A third news splash came in January 2021 when Hastings College and Central Community College announced the renewal and expansion of a longtime relationship allowing HC students to take technically oriented courses at CCC-Hastings.

The agreement lets Hastings College students pursue specialized areas of interest, taking courses for credit at CCC-Hastings and having those credits count toward a Hastings College degree in one of several fields.

Up to this year, the two institutions were working together to serve students in agribusiness, construction management, and hospitality management and culinary arts. Now, a number of additional programs are in play.

While such partnerships between colleges and universities might seem at first blush to water down each institution’s own brand, Lloyd said, it all comes down to putting students’ needs first and being able to meet their educational needs and desires without costly duplication of resources.

These are challenging times for all of higher education, Lloyd said. Particularly in the Midwest and New England, demographic shifts are limiting the number of regional students available for colleges to recruit. Meanwhile, costs continue to skyrocket, and some institutions have passed those increases along to students and their families to the point where they price themselves out of the market.

Doerr said small colleges and universities were struggling nationwide even before the novel coronavirus disease, COVID-19, came along and made the situation much worse.

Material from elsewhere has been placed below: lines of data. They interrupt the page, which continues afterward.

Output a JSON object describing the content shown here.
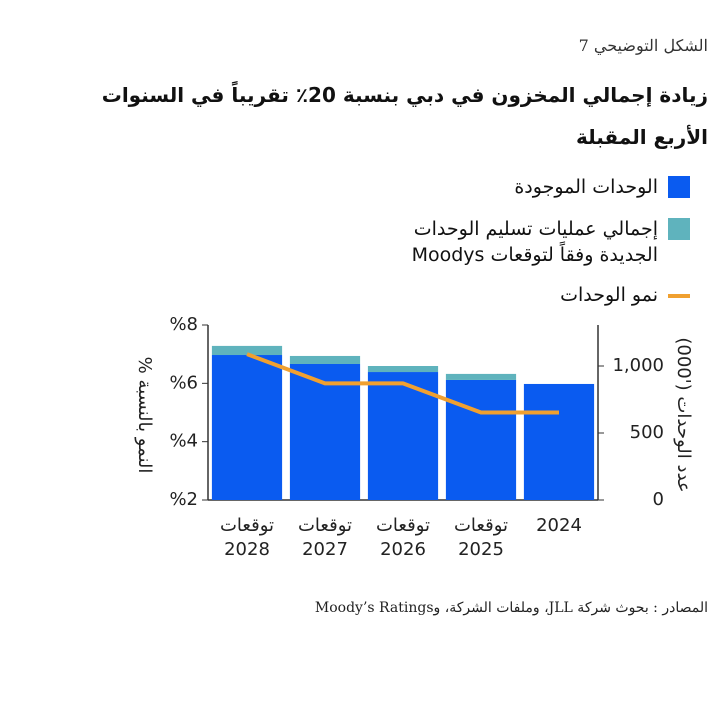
{
  "chart_data": {
    "type": "bar-line",
    "figure_label": "الشكل التوضيحي 7",
    "title": "زيادة إجمالي المخزون في دبي بنسبة 20٪ تقريباً في السنوات الأربع المقبلة",
    "categories": [
      "2024",
      "توقعات 2025",
      "توقعات 2026",
      "توقعات 2027",
      "توقعات 2028"
    ],
    "series": [
      {
        "name": "الوحدات الموجودة",
        "color": "#0a5bf0",
        "axis": "y2",
        "kind": "bar",
        "values": [
          866,
          896,
          955,
          1015,
          1082
        ]
      },
      {
        "name": "إجمالي عمليات تسليم الوحدات الجديدة وفقاً لتوقعات Moodys",
        "color": "#5fb3bd",
        "axis": "y2",
        "kind": "bar",
        "values": [
          null,
          45,
          45,
          60,
          68
        ]
      },
      {
        "name": "نمو الوحدات",
        "color": "#f0a030",
        "axis": "y",
        "kind": "line",
        "values": [
          5.0,
          5.0,
          6.0,
          6.0,
          7.0
        ]
      }
    ],
    "ylabel": "النمو بالنسبة %",
    "ylim": [
      2,
      8
    ],
    "yticks": [
      {
        "value": 2,
        "label": "%2"
      },
      {
        "value": 4,
        "label": "%4"
      },
      {
        "value": 6,
        "label": "%6"
      },
      {
        "value": 8,
        "label": "%8"
      }
    ],
    "y2label": "عدد الوحدات ('000)",
    "y2lim": [
      0,
      1306
    ],
    "y2ticks": [
      0,
      500,
      {
        "value": 1000,
        "label": "1,000"
      }
    ],
    "source": "المصادر : بحوث شركة JLL، وملفات الشركة، وMoody’s Ratings"
  }
}
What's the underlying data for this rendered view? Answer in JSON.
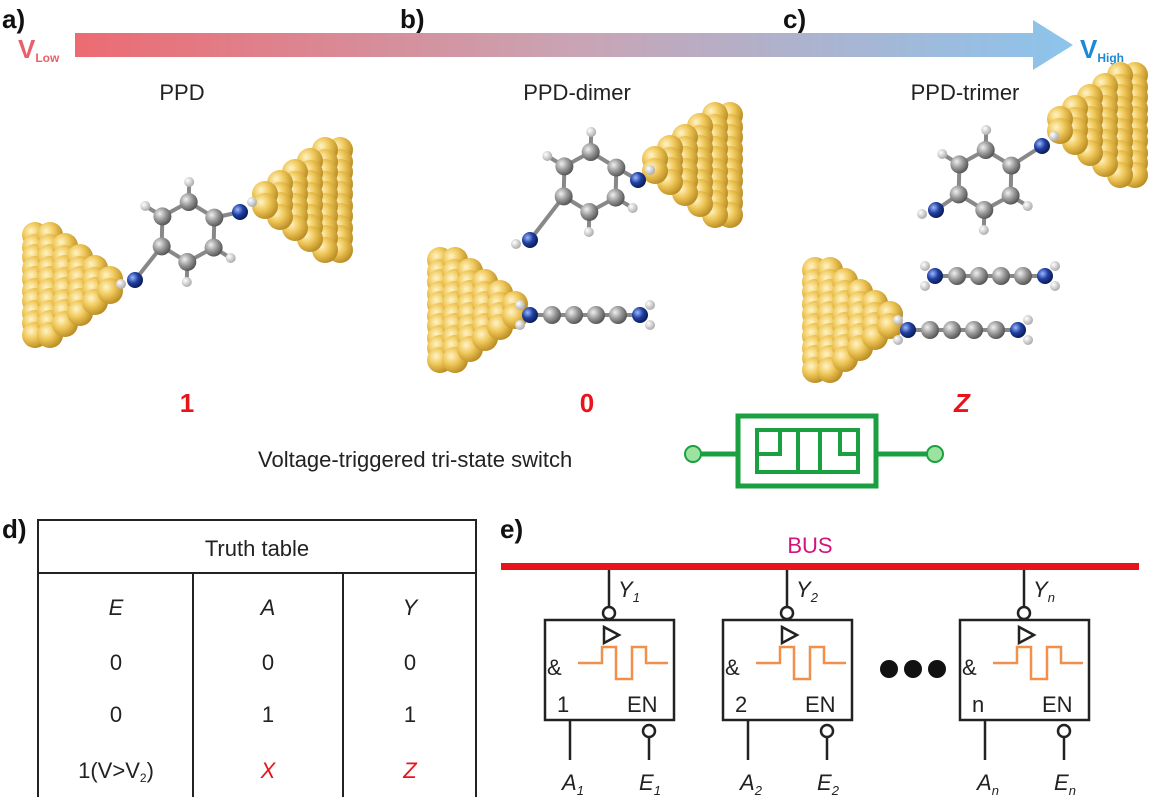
{
  "panels": {
    "a": "a)",
    "b": "b)",
    "c": "c)",
    "d": "d)",
    "e": "e)"
  },
  "arrow": {
    "low_v": "V",
    "low_sub": "Low",
    "high_v": "V",
    "high_sub": "High",
    "low_color": "#e8606a",
    "high_color": "#1a8ad4"
  },
  "structures": [
    {
      "name": "PPD",
      "state": "1"
    },
    {
      "name": "PPD-dimer",
      "state": "0"
    },
    {
      "name": "PPD-trimer",
      "state": "Z"
    }
  ],
  "switch_caption": "Voltage-triggered tri-state switch",
  "switch_color": "#1aa040",
  "truth_table": {
    "title": "Truth table",
    "headers": [
      "E",
      "A",
      "Y"
    ],
    "rows": [
      [
        "0",
        "0",
        "0"
      ],
      [
        "0",
        "1",
        "1"
      ],
      [
        "1(V>V",
        "X",
        "Z"
      ]
    ],
    "row3_sub": "2",
    "row3_tail": ")"
  },
  "bus": {
    "label": "BUS",
    "label_color": "#d4147a",
    "line_color": "#e8141c"
  },
  "gates": [
    {
      "index": "1",
      "en": "EN",
      "amp": "&",
      "y": "Y",
      "y_sub": "1",
      "a": "A",
      "a_sub": "1",
      "e": "E",
      "e_sub": "1"
    },
    {
      "index": "2",
      "en": "EN",
      "amp": "&",
      "y": "Y",
      "y_sub": "2",
      "a": "A",
      "a_sub": "2",
      "e": "E",
      "e_sub": "2"
    },
    {
      "index": "n",
      "en": "EN",
      "amp": "&",
      "y": "Y",
      "y_sub": "n",
      "a": "A",
      "a_sub": "n",
      "e": "E",
      "e_sub": "n"
    }
  ]
}
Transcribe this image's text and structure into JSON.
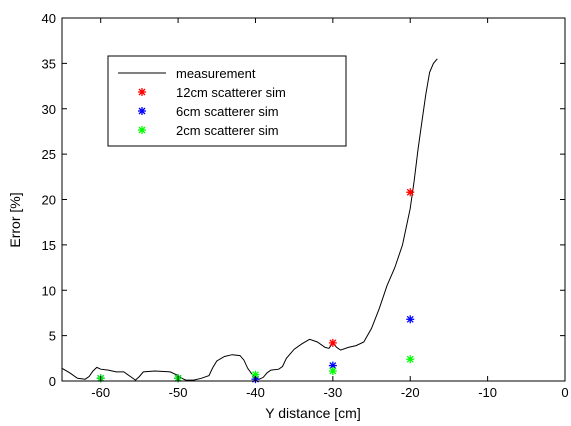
{
  "chart_data": {
    "type": "scatter",
    "xlabel": "Y distance [cm]",
    "ylabel": "Error [%]",
    "xlim": [
      -65,
      0
    ],
    "ylim": [
      0,
      40
    ],
    "xticks": [
      -60,
      -50,
      -40,
      -30,
      -20,
      -10,
      0
    ],
    "yticks": [
      0,
      5,
      10,
      15,
      20,
      25,
      30,
      35,
      40
    ],
    "grid": false,
    "legend_position": "top-left",
    "series": [
      {
        "name": "measurement",
        "kind": "line",
        "color": "#000000",
        "points": [
          [
            -65,
            1.4
          ],
          [
            -64,
            0.9
          ],
          [
            -63,
            0.3
          ],
          [
            -62,
            0.2
          ],
          [
            -61.5,
            0.5
          ],
          [
            -61,
            1.1
          ],
          [
            -60.5,
            1.5
          ],
          [
            -60,
            1.3
          ],
          [
            -59,
            1.2
          ],
          [
            -58,
            1.0
          ],
          [
            -57,
            1.0
          ],
          [
            -56,
            0.4
          ],
          [
            -55.5,
            0.1
          ],
          [
            -55,
            0.5
          ],
          [
            -54.5,
            1.0
          ],
          [
            -53,
            1.1
          ],
          [
            -51,
            1.0
          ],
          [
            -50,
            0.6
          ],
          [
            -49.5,
            0.3
          ],
          [
            -49,
            0.1
          ],
          [
            -48,
            0.1
          ],
          [
            -47,
            0.3
          ],
          [
            -46,
            0.6
          ],
          [
            -45.5,
            1.5
          ],
          [
            -45,
            2.2
          ],
          [
            -44,
            2.7
          ],
          [
            -43,
            2.9
          ],
          [
            -42,
            2.8
          ],
          [
            -41.5,
            2.3
          ],
          [
            -41,
            1.4
          ],
          [
            -40.5,
            0.8
          ],
          [
            -40,
            0.4
          ],
          [
            -39.5,
            0.2
          ],
          [
            -39,
            0.4
          ],
          [
            -38.5,
            0.9
          ],
          [
            -38,
            1.2
          ],
          [
            -37,
            1.3
          ],
          [
            -36.5,
            1.6
          ],
          [
            -36,
            2.5
          ],
          [
            -35,
            3.5
          ],
          [
            -34,
            4.1
          ],
          [
            -33,
            4.6
          ],
          [
            -32,
            4.3
          ],
          [
            -31,
            3.7
          ],
          [
            -30.5,
            3.6
          ],
          [
            -30,
            4.2
          ],
          [
            -29.5,
            3.7
          ],
          [
            -29,
            3.4
          ],
          [
            -28,
            3.7
          ],
          [
            -27,
            3.9
          ],
          [
            -26,
            4.3
          ],
          [
            -25,
            5.8
          ],
          [
            -24,
            8.0
          ],
          [
            -23,
            10.5
          ],
          [
            -22,
            12.5
          ],
          [
            -21,
            15.0
          ],
          [
            -20,
            19.0
          ],
          [
            -19.5,
            22.0
          ],
          [
            -19,
            25.5
          ],
          [
            -18.5,
            28.5
          ],
          [
            -18,
            31.5
          ],
          [
            -17.5,
            34.0
          ],
          [
            -17,
            35.0
          ],
          [
            -16.5,
            35.5
          ]
        ]
      },
      {
        "name": "12cm scatterer sim",
        "kind": "marker",
        "color": "#ff0000",
        "points": [
          [
            -30,
            4.2
          ],
          [
            -20,
            20.8
          ]
        ]
      },
      {
        "name": "6cm scatterer sim",
        "kind": "marker",
        "color": "#0000ff",
        "points": [
          [
            -60,
            0.3
          ],
          [
            -50,
            0.3
          ],
          [
            -40,
            0.2
          ],
          [
            -30,
            1.7
          ],
          [
            -20,
            6.8
          ]
        ]
      },
      {
        "name": "2cm scatterer sim",
        "kind": "marker",
        "color": "#00ff00",
        "points": [
          [
            -60,
            0.3
          ],
          [
            -50,
            0.3
          ],
          [
            -40,
            0.7
          ],
          [
            -30,
            1.1
          ],
          [
            -20,
            2.4
          ]
        ]
      }
    ]
  }
}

As many small institutions now try to find a way forward, Doerr said, Hastings College already has initiated key steps to secure a strong future - and has found in Rich Lloyd the right person to carry through on them.

Lloyd said his time away from Hastings has helped him see with new eyes how good his alma mater and his hometown really are.

“What you really do come to appreciate is the quality of the faculty, the quality of the instruction, the quality of the community in which the campus resides,” Lloyd said.

“I feel very blessed now, looking back, to have been a student and graduate of the institution and to have had the opportunity to work here for almost two decades and then to get the chance to come back.”